While this strategy only applies to England, there are a range of things that are relevant to Scotland, and important for us to consider in the future. These include improvements to training and increased funding to the youth sector work force; improvements to youth centres, clubs, and sports facilities; and policies targeting social connections for boys and young men.
Scotland does not have a similar youth strategy but has discussed social capital within the context of primary prevention in past strategy documents. Notably, while social capital is not explicitly mentioned in the Population Health Framework, it discusses strengthening the community and voluntary sector and “strengthening access and ensured sustainability of good quality public and green spaces, green networks, recreational spaces, play and sports amenities.” It does not highlight the changes to funding nor the organisational changes that would need to happen in order to do so.
According to the UK Government’s companion report on the lives of young people (aged 10-25) in England, there were 34% fewer full-time equivalent youth workers in England in 2023/24 compared to 2012/13, and between 2010/11 and 2022/23, spending on youth facilities fell by 73%. Importantly, we do not know what these changes have been for Scotland, nor is it easy to trace through Scottish Government and local authority budgets. A 2024 report from the University of Edinburgh, however, points to both the importance and the precarity of the sector for children and young adults in Scotland.

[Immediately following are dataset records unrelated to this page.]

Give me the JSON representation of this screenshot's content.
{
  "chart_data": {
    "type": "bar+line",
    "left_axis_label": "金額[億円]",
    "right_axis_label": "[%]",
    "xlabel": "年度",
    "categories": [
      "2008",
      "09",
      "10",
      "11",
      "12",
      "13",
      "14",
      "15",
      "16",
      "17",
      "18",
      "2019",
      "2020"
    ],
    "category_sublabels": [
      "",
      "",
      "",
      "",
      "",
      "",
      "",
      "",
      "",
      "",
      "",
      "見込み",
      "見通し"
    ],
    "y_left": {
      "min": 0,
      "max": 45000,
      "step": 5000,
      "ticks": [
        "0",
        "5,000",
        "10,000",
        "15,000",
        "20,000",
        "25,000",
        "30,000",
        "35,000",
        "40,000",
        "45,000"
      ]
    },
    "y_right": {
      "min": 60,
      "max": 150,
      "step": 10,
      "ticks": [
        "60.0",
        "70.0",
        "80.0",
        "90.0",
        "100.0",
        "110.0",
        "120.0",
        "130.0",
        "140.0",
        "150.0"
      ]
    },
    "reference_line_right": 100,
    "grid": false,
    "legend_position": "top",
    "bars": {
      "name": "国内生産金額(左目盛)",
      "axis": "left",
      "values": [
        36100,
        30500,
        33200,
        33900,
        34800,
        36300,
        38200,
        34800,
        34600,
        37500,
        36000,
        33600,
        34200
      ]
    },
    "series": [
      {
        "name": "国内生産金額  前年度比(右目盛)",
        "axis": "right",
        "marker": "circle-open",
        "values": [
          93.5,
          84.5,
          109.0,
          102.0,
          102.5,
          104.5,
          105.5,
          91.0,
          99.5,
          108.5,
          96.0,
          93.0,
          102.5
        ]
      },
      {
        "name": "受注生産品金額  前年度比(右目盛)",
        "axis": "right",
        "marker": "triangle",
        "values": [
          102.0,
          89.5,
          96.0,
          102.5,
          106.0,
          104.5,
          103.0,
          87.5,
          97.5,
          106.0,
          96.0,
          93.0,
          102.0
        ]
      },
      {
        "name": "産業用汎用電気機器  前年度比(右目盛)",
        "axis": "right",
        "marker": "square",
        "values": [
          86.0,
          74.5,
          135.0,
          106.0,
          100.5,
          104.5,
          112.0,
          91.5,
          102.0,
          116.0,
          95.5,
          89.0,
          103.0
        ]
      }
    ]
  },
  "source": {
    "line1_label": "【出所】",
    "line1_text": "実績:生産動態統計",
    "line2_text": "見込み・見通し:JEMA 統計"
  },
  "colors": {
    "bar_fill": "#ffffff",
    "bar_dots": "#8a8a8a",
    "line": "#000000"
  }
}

Scotland also does not have any plans in place at present addressing men and boys specifically, which is a notable gap that we discussed in Part 2 of our 2025 Inequality Landscape report. One notable finding in this report was that working-aged adults (especially men aged 18-44) in poverty were significantly less likely to go out socially or see friends or family regularly compared to adults that are not in poverty. This is likely one of the many factors influencing the higher mortality rate among men in Scotland, and one of our recommendations was to ensure longer-term funding for preventative programmes, including those which address social capital.